The problem of leaking private messages makes me more paranoid, untrusting of others, and choosing to withold info (ideas, opinions, critics) that might help to improve workplace relationships, innovation, and overall problem solving.
I don't care, my behavior is respectful so they can leak all my private messages. Regarding the CEO leak, i think it's good peoples leak this kind of thing to show the true face of PR words and how a person that it's supposed to be a leader is.
Sure, but those should be in smaller groups, possibly only 1:1s IMO. I've always been of the mind that if you don't want information to get out to a broader audience, either don't put it in writing or don't say it in front of an already large audience (even if you say, "this is a secret...." that feels like a middle school mentality for information sharing).
The problem of leaking private messages makes me more paranoid, untrusting of others, and choosing to withold info (ideas, opinions, critics) that might help to improve workplace relationships, innovation, and overall problem solving.

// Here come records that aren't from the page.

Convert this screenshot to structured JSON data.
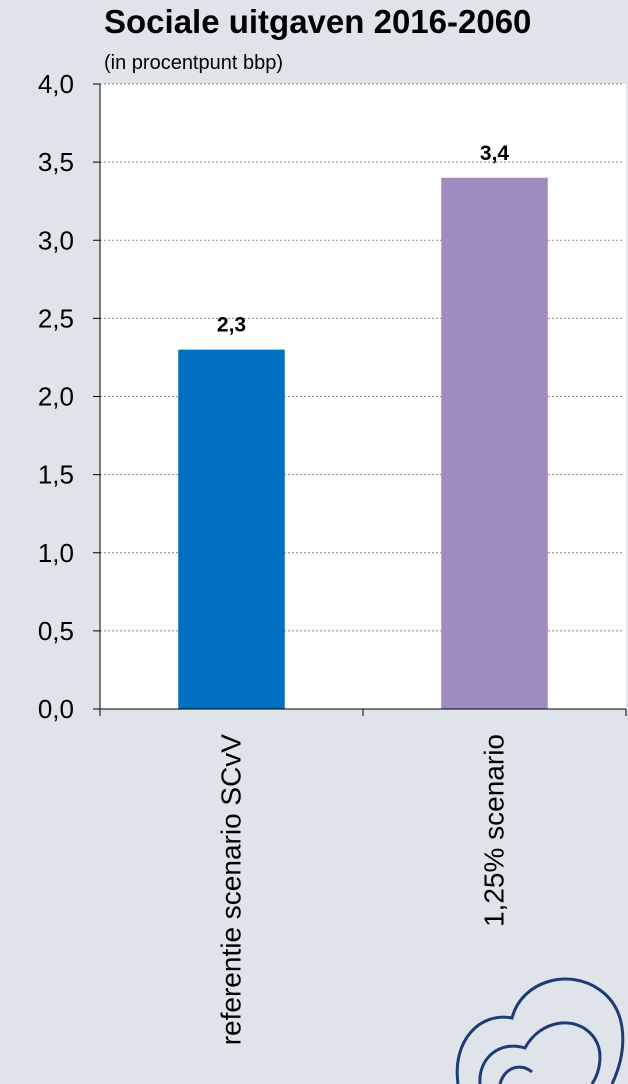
{
  "chart_data": {
    "type": "bar",
    "title": "Sociale uitgaven 2016-2060",
    "subtitle": "(in procentpunt bbp)",
    "xlabel": "",
    "ylabel": "",
    "categories": [
      "referentie scenario SCvV",
      "1,25% scenario"
    ],
    "values": [
      2.3,
      3.4
    ],
    "value_labels": [
      "2,3",
      "3,4"
    ],
    "bar_colors": [
      "#0070c0",
      "#9e8bc0"
    ],
    "ylim": [
      0,
      4
    ],
    "yticks": [
      0,
      0.5,
      1.0,
      1.5,
      2.0,
      2.5,
      3.0,
      3.5,
      4.0
    ],
    "ytick_labels": [
      "0,0",
      "0,5",
      "1,0",
      "1,5",
      "2,0",
      "2,5",
      "3,0",
      "3,5",
      "4,0"
    ],
    "grid": true,
    "legend": "none",
    "plot_background": "#ffffff",
    "page_background": "#dfe3ea"
  }
}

yes, I think candour will be a casuality
I don't care, my behavior is respectful so they can leak all my private messages. Regarding the CEO leak, i think it's good peoples leak this kind of thing to show the true face of PR words and how a person that it's supposed to be a leader is.
1000% agree. If you can't be the same person with similar messaging, privately and publicly, then why not? What is there to hide?
can there be situations where you share private communications where you would not want the public to see?
Sure, but those should be in smaller groups, possibly only 1:1s IMO. I've always been of the mind that if you don't want information to get out to a broader audience, either don't put it in writing or don't say it in front of an already large audience (even if you say, "this is a secret...." that feels like a middle school mentality for information sharing).